I have battled with my weight for decades. It's time to get a grip on it once and for all and get it down to a healthy level. And it's not even about what the scale says! It is about how my clothes fit, how many inches I lose, and how I feel, because those are the things that matter more. I took pictures at the start and I plan on taking pictures every month, wearing the same clothes. Some day, down the road, I may post pics for comparison.

Monday, 25 March 2019

An update on this lifetime

Some of you have asked if I have heard anything about the survivor's pension I had applied for, 27 years after the death of my then husband.

(And for the record, it *has* been a strange mix of emotions, completing the application and reliving, albeit distantly, that time in my life.)

Last week, I received a letter stating that starting January of this year, I would be receiving $365 per month... for the rest of my life.
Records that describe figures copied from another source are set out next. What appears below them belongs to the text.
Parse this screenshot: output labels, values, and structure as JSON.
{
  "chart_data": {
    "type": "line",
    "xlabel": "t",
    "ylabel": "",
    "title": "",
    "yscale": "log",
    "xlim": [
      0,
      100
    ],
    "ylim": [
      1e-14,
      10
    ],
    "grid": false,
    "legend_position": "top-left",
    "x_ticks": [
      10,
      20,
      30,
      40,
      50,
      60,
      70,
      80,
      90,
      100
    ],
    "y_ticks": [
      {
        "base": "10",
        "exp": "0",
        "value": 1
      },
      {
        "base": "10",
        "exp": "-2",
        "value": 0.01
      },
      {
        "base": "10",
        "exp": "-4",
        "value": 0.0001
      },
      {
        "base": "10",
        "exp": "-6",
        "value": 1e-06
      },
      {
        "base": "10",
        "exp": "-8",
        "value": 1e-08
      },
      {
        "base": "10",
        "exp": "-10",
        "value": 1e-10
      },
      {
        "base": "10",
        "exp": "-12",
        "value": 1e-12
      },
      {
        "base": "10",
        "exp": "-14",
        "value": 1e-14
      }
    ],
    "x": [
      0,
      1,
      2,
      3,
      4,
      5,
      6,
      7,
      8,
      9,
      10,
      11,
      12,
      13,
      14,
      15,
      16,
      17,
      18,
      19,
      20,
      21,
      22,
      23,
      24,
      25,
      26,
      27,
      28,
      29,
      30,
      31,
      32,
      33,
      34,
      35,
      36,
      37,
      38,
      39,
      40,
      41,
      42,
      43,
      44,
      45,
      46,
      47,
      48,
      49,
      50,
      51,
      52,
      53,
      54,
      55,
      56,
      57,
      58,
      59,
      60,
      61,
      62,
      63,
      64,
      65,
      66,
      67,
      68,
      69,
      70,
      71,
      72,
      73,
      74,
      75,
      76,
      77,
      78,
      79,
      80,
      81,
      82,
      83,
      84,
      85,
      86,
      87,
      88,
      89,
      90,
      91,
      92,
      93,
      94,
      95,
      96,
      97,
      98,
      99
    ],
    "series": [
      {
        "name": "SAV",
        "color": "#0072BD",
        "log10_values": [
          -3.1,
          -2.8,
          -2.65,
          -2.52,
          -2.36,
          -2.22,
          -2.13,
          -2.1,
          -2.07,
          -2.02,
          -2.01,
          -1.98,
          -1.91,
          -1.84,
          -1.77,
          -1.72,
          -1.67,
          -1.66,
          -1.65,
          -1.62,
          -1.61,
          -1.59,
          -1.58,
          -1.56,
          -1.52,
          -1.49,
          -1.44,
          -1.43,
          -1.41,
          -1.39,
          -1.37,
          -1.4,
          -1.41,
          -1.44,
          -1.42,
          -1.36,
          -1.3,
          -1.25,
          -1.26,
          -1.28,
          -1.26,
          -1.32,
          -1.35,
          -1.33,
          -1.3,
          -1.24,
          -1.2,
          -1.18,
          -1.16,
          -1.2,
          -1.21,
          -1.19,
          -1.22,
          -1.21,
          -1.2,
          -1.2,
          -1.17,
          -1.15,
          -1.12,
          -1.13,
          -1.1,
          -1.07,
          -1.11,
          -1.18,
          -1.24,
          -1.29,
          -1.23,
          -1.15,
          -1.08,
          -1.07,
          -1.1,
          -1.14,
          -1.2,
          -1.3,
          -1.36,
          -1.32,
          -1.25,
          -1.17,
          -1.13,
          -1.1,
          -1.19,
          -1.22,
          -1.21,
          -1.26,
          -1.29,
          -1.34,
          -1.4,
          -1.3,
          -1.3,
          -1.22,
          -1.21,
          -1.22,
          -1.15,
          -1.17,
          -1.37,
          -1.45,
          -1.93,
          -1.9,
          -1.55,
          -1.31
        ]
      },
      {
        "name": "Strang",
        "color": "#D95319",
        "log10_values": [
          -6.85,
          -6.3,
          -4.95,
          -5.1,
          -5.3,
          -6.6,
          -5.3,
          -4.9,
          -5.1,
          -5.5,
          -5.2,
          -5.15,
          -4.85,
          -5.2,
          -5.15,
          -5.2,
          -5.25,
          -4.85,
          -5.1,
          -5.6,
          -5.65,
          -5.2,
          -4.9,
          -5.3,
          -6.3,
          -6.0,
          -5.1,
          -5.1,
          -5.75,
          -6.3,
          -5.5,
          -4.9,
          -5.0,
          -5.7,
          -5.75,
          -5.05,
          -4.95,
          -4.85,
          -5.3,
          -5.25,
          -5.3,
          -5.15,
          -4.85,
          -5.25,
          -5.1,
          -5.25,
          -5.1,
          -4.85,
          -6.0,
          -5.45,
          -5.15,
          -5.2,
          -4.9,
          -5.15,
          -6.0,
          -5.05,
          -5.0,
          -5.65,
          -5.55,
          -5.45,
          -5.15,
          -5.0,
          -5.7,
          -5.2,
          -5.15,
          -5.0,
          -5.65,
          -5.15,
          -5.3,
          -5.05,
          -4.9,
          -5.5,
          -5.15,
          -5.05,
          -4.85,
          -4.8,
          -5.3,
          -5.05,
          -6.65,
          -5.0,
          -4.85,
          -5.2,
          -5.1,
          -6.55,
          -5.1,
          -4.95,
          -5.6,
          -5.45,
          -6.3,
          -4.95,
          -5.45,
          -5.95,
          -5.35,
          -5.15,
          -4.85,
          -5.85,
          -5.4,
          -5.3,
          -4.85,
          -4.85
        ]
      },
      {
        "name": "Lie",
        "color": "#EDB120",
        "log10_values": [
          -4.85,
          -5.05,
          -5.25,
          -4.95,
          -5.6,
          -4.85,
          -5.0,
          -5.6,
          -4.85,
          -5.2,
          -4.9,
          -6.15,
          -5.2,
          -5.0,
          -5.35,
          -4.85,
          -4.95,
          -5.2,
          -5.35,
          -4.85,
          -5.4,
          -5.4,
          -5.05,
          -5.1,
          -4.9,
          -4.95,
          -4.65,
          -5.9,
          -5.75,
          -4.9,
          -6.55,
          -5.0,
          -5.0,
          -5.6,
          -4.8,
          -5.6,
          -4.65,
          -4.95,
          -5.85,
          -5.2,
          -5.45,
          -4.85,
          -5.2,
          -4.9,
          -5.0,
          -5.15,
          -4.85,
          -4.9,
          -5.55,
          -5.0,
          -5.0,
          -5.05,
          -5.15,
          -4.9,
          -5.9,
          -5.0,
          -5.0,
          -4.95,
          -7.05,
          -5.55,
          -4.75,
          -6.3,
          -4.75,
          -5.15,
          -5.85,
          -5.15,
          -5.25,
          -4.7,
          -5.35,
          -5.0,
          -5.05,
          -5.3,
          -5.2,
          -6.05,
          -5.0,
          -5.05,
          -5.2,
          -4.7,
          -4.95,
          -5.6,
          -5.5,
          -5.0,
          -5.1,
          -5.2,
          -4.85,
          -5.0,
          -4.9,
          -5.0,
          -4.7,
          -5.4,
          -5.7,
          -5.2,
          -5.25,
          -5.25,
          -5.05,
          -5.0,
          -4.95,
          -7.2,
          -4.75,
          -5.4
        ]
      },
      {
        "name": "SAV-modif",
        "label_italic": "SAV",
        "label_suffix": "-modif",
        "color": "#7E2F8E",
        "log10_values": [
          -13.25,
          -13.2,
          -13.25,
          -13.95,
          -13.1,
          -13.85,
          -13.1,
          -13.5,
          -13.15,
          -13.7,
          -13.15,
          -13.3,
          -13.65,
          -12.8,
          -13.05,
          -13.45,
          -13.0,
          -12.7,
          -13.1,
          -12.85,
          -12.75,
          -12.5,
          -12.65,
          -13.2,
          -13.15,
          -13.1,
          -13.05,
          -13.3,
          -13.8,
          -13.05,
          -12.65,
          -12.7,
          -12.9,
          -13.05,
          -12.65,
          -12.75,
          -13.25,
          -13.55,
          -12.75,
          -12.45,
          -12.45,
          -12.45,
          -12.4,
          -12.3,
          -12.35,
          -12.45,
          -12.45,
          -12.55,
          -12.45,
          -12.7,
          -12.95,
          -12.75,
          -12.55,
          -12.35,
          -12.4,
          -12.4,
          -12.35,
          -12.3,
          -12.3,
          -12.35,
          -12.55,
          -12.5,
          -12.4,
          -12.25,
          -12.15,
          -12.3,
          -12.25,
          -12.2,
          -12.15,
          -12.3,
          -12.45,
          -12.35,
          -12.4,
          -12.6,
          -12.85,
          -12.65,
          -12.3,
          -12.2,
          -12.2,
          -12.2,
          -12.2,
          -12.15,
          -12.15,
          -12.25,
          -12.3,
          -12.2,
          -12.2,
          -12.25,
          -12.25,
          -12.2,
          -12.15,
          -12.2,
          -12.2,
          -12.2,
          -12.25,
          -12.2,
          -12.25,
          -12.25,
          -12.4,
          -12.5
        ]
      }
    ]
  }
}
I was taken aback at the amount! We had been married for just under 2 years and I assumed it would be just a few dollars, but I guess that his Canada Pension Plan credits from the time he started working have been applied to this pension.

At a time when I am getting closer to retirement, this is very welcome! Once I am done my career, I will have a pension and coupled with my own CPP pension, my work pension and the Old Age Security pension the federal government supplies, this small addition will definitely make things a bit more comfortable. I certainly can't complain!

And because it is retroactive to January (sure wish is was retroactive to 1992) I will be getting a lump sum payment of 2 months' pension added on to this month's amount. I have a piece of artwork from a certain Ms. Blackthorn in the UK that is in need of framing, and I will now be able to get it done sooner than anticipated. A welcome bonus!